Do Siedlisk i potem żółtym szlakiem do Przylasku. Tam chwila odpoczynku i do Rzeszowa przez Budziwój. Boiling, dlatego nie zdecydowałem sie na dłuższy wyjazd, tymbardziej, że jechałem w południe, co nie było zbyt rozsądne. Dodatkowo trochę zaczęło wiać, co oznaczało dobrą okazję do popuszczania latawca po kilku ostatnich bezwietrznych dniach.
Słocina i suma wcześniejszych jazd po mieście, których mi się nie chciało pojedyńczo wpisywać. Nieszczęścia chodzą parami albo jeszcze większymi zorganizowanymi grupami. Nie dość, że coś mi trzeszczy w biku to jeszcze kapcia w lesie złapałem i przy zmianie dętki zostałem dotkliwie pogryziony przez komary, na dodatek podarły mi się rekawiczki - obie w tym samym czasie, w tym samym miejscu (w tym samym miejscu pusciły szwy) <smutny>
Mały niedzielny rozruch. Asfaltem na Magdalenkę. Tam chwilę mi zbawiło, bo było dużo krzaków z czarnymi porzeczkami. Nigdy ich za bardzo nie lubiłem dopóki nie odkryłem tajemnicy ich jedzenia. Trzeba jeść garściami wtedy lepiej smakują niż pojedyńczo. Posiliwszy się zjechałem do Słociny trochę lasem, trochę asfaltem i już tylko powrót do akademika. A co mi nie daje spokoju to jakieś dziwne skrzypienie i czasem strzelanie w rowerze. Jeszcze dokładnie nie zlokalizowałem źródła tego dźwięku, ale obawiam się, że to okolice suportu. Wykluczyłem sztycę i jarzemka siodła, bo na stojąco też hałasuje. Zgodnie ze starym porzekadłem: póki jeździ to się nie martwimy.

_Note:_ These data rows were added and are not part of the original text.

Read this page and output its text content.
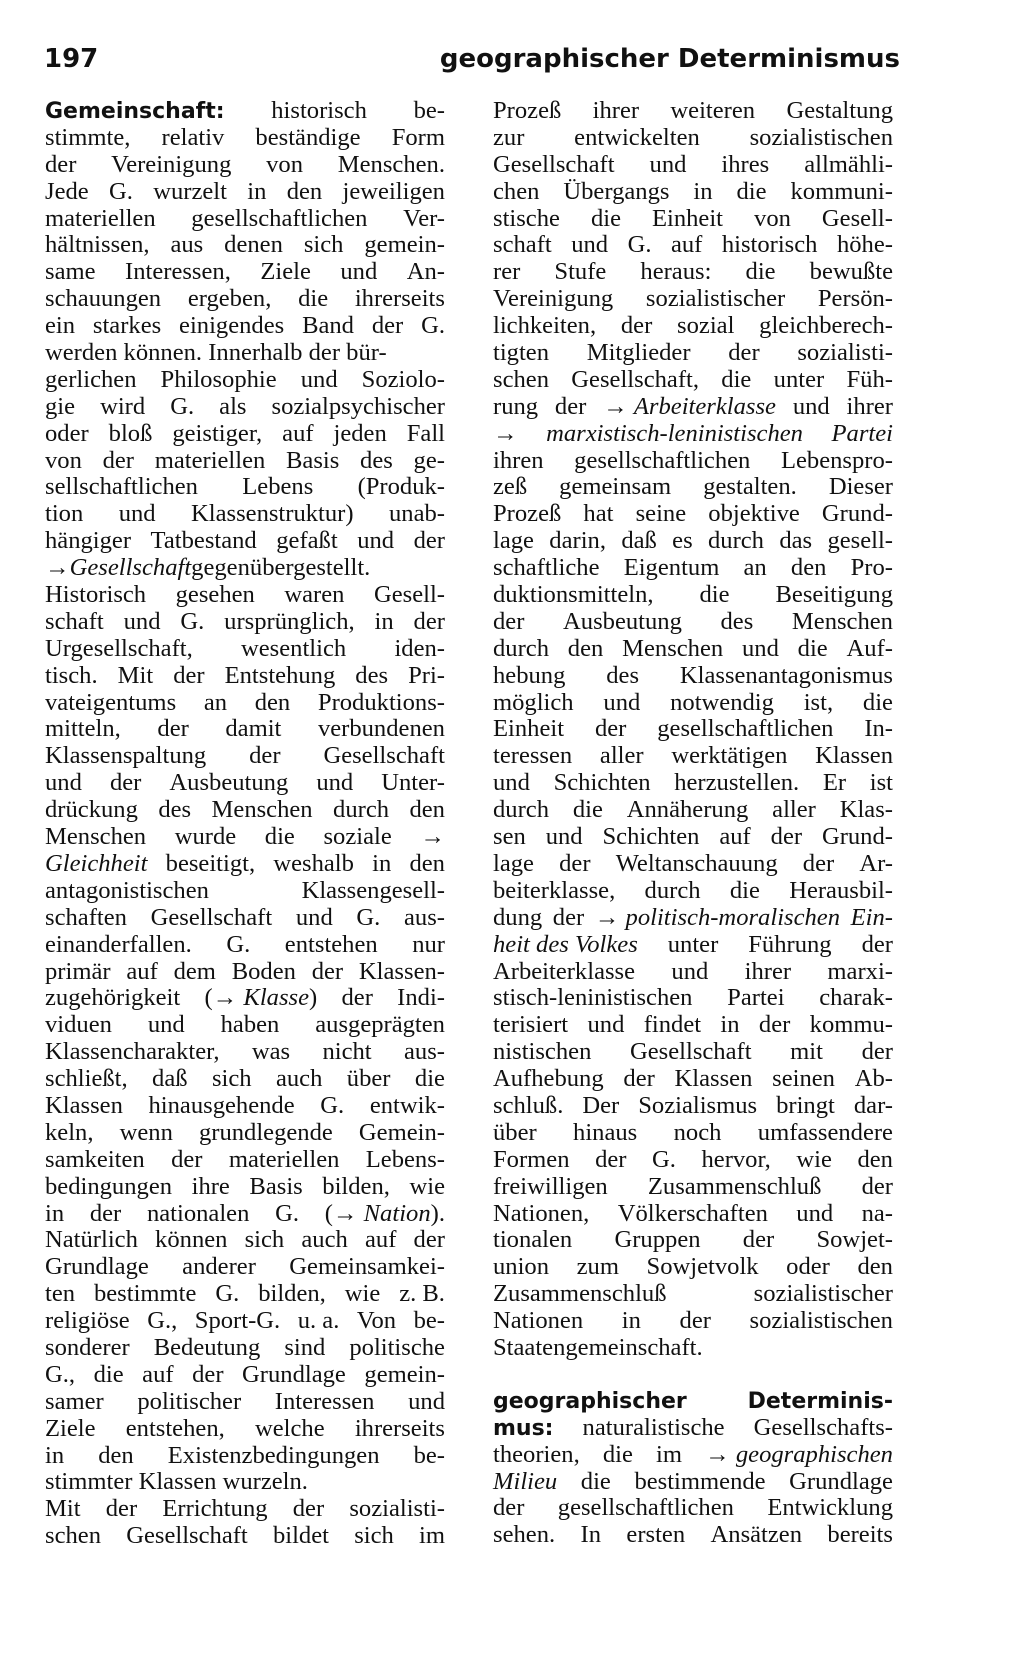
197	geographischer Determinismus
Gemeinschaft: historisch be-
stimmte, relativ beständige Form
der Vereinigung von Menschen.
Jede G. wurzelt in den jeweiligen
materiellen gesellschaftlichen Ver-
hältnissen, aus denen sich gemein-
same Interessen, Ziele und An-
schauungen ergeben, die ihrerseits
ein starkes einigendes Band der G.
werden können. Innerhalb der bür-
gerlichen Philosophie und Soziolo-
gie wird G. als sozialpsychischer
oder bloß geistiger, auf jeden Fall
von der materiellen Basis des ge-
sellschaftlichen Lebens (Produk-
tion und Klassenstruktur) unab-
hängiger Tatbestand gefaßt und der
→ Gesellschaft gegenübergestellt.
Historisch gesehen waren Gesell-
schaft und G. ursprünglich, in der
Urgesellschaft, wesentlich iden-
tisch. Mit der Entstehung des Pri-
vateigentums an den Produktions-
mitteln, der damit verbundenen
Klassenspaltung der Gesellschaft
und der Ausbeutung und Unter-
drückung des Menschen durch den
Menschen wurde die soziale →
Gleichheit beseitigt, weshalb in den
antagonistischen	Klassengesell-
schaften Gesellschaft und G. aus-
einanderfallen. G. entstehen nur
primär auf dem Boden der Klassen-
zugehörigkeit (→ Klasse) der Indi-
viduen und haben ausgeprägten
Klassencharakter, was nicht aus-
schließt, daß sich auch über die
Klassen hinausgehende G. entwik-
keln, wenn grundlegende Gemein-
samkeiten der materiellen Lebens-
bedingungen ihre Basis bilden, wie
in der nationalen G. (→ Nation).
Natürlich können sich auch auf der
Grundlage anderer Gemeinsamkei-
ten bestimmte G. bilden, wie z. B.
religiöse G., Sport-G. u. a. Von be-
sonderer Bedeutung sind politische
G., die auf der Grundlage gemein-
samer politischer Interessen und
Ziele entstehen, welche ihrerseits
in den Existenzbedingungen be-
stimmter Klassen wurzeln.
Mit der Errichtung der sozialisti-
schen Gesellschaft bildet sich im
Prozeß ihrer weiteren Gestaltung
zur entwickelten sozialistischen
Gesellschaft und ihres allmähli-
chen Übergangs in die kommuni-
stische die Einheit von Gesell-
schaft und G. auf historisch höhe-
rer Stufe heraus: die bewußte
Vereinigung sozialistischer Persön-
lichkeiten, der sozial gleichberech-
tigten Mitglieder der sozialisti-
schen Gesellschaft, die unter Füh-
rung der → Arbeiterklasse und ihrer
→ marxistisch-leninistischen Partei
ihren gesellschaftlichen Lebenspro-
zeß gemeinsam gestalten. Dieser
Prozeß hat seine objektive Grund-
lage darin, daß es durch das gesell-
schaftliche Eigentum an den Pro-
duktionsmitteln, die Beseitigung
der Ausbeutung des Menschen
durch den Menschen und die Auf-
hebung des Klassenantagonismus
möglich und notwendig ist, die
Einheit der gesellschaftlichen In-
teressen aller werktätigen Klassen
und Schichten herzustellen. Er ist
durch die Annäherung aller Klas-
sen und Schichten auf der Grund-
lage der Weltanschauung der Ar-
beiterklasse, durch die Herausbil-
dung der → politisch-moralischen Ein-
heit des Volkes unter Führung der
Arbeiterklasse und ihrer marxi-
stisch-leninistischen Partei charak-
terisiert und findet in der kommu-
nistischen Gesellschaft mit der
Aufhebung der Klassen seinen Ab-
schluß. Der Sozialismus bringt dar-
über hinaus noch umfassendere
Formen der G. hervor, wie den
freiwilligen Zusammenschluß der
Nationen, Völkerschaften und na-
tionalen Gruppen der Sowjet-
union zum Sowjetvolk oder den
Zusammenschluß	sozialistischer
Nationen in der sozialistischen
Staatengemeinschaft.
geographischer	Determinis-
mus: naturalistische Gesellschafts-
theorien, die im → geographischen
Milieu die bestimmende Grundlage
der gesellschaftlichen Entwicklung
sehen. In ersten Ansätzen bereits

Przylasek, edycja n. Zwykłe pedałowanie, w zasadzie tam i z porotem, bez żadnych ekscesów. Jeżdząc samemu mam z reguły mptrójkę i słuchawki na uszach, więc nie mogłem usłyszeć wcześniej pomróków mojego roweru. Ale doszło do mnie nieprzyjemne klikanie w suporcie. Trzeba będzie tam zaglądnąć zgodnie z zasadą, że lepiej zapobiegać niż leczyć.